What began as a $4-billion bailout, and was defended at that level by a prime minister who wrote and reasoned so eloquently against corporate bailouts when he was running the National Citizens Coalition, has blossomed within weeks into a $13.5-billion bailout. But once again, the taxpayers who must cover this -- plus far more in compound interest, since the money must be borrowed -- have and will have no way of knowing the total.

Government bailouts are unlimited, more or less by definition. For were a government to say, "You may have $13.5 billion, but after you've blown that in, you're on your own," it might as well say, "You may have zero." Once the principle of fiscal accountability is abandoned, it is abandoned.

The political calculation is straightforward. The money is really going to save the seats of a few local MPs, at a cost of so many billion per seat for the next election. The joke is if they lose them anyway, we still have to pay.

Another joke is that if they spent a tiny fraction of those billions, in an equally conspicuous way, on "personal expenses," the MPs in question would be the political equivalent of dead meat. And yet, the benefit to the economy for each dollar spent would be about the same.

The assumption is that Canadians, generally, are too stupid to care about this spending, outside the immediate neighbourhoods of Oshawa, Brampton, Windsor. Or more precisely: too stupid to find a way to do something about it. And since there is no political party in Ottawa that would not have done exactly the same, under the same circumstances, this political calculation looks reasonably sound.

This is what we pay for not having a genuinely conservative party in Parliament. For even if such a party were not in power, its existence as an alternative would put pressure on the governing spendthrift party to watch out. Having a Conservative party that is really a liberal party leaves us no choice but to vote for the actual Liberal party, when we have scores to settle with them.

Or alternatively, we sit on our hands at the next election.

I should think that will be the reason Stephen Harper goes down: because a large and increasing number of basically conservative people think he has sold us out. And, unlike basically liberal people, we are prepared to let moral bankrupts fail, just as we were prepared to let such fiscal bankrupts fail, as General Motors and Chrysler.
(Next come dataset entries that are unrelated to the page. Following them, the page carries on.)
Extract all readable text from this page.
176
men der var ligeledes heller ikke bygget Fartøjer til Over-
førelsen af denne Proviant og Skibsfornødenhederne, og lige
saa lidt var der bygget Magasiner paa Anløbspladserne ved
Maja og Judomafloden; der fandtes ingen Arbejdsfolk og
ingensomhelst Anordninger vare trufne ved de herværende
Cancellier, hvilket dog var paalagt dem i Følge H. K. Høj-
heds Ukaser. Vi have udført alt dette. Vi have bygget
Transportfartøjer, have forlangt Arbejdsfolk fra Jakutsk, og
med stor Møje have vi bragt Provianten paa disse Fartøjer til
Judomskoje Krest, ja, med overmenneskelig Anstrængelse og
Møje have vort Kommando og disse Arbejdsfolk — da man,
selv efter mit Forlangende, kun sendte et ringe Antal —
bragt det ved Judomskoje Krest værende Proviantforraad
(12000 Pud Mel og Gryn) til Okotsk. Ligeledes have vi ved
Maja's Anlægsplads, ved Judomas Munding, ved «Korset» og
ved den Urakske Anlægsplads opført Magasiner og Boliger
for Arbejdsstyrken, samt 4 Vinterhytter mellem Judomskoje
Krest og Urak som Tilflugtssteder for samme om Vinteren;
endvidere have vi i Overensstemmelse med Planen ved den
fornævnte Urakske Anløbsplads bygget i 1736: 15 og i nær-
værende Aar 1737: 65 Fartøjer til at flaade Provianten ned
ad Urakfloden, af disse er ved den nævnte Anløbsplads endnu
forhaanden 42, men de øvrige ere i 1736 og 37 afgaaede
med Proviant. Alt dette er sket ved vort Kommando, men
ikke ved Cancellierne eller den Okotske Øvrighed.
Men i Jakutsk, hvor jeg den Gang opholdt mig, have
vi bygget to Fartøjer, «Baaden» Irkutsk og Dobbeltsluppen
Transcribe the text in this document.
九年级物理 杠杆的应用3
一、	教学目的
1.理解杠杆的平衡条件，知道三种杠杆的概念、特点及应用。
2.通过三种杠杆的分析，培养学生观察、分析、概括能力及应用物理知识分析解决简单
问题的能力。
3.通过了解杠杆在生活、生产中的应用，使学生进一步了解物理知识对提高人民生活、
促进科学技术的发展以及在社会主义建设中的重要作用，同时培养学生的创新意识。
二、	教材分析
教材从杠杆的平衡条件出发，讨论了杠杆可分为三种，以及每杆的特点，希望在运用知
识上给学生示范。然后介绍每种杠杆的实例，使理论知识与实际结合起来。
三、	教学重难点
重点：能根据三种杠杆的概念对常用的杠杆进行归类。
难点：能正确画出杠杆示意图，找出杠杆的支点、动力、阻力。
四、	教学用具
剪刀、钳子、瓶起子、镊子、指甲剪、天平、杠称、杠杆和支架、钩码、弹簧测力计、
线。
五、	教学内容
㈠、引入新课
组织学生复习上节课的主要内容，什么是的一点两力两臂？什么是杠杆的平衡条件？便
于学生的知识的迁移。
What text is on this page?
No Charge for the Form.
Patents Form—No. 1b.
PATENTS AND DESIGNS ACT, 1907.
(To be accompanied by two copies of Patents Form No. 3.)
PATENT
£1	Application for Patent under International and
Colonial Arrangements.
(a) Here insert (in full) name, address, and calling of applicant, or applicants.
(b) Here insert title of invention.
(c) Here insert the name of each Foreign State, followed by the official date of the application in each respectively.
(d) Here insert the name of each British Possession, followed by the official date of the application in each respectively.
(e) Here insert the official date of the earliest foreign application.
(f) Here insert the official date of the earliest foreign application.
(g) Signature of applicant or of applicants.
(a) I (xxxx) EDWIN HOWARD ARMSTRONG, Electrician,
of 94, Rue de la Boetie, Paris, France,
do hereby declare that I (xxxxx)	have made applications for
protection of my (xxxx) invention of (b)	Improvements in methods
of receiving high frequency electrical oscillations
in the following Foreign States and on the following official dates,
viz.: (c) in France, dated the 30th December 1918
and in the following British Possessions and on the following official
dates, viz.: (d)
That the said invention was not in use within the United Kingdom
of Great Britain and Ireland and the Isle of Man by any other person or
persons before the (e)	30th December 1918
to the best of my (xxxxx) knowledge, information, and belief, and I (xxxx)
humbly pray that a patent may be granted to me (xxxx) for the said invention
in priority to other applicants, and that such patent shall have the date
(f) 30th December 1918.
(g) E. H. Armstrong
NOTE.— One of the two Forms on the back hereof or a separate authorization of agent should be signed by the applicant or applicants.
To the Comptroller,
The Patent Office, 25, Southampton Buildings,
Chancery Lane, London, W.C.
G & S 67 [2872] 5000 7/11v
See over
Yet oddly enough, the Conservative party may not even learn from the experience. This is because basically conservative people are so utterly disenfranchised, not only among the political classes but in the courts, the schools, the bureaucracies, and the media, as to be invisible. Twelve thousand of us could assemble on the lawn of Parliament to make a point about, say, unrestricted abortion, and it would be hardly even reported. It follows that a Conservative government could go down, and not even know what hit it.

Very few Canadians make as much as GM and Chrysler workers, or have pension plans as generous. Many of us don't have pension plans at all, beyond the chump change offered by our Nanny State. The autoworkers' plan is around $2 billion in the hole. It goes without saying that at least $2 billion of the bailout will go, directly or indirectly, to rescuing it.

That the government must deny this use of our money also goes without saying. But the plan will be rescued; and the person who thinks it will happen by a spontaneous miracle is naïve.

One of the proofs that Canadians are indeed rather stupid, is that we will stand for this sort of thing: that people who themselves face penury in old age, will agree to have their pockets picked to cover $70-an-hour auto-workers. And then actually vote at the next election for the politicians who robbed them. (For not all Canadians are basically conservative.)

Alas, until some conservatives take over the Conservative party, Canadians will be in no position to prove me wrong.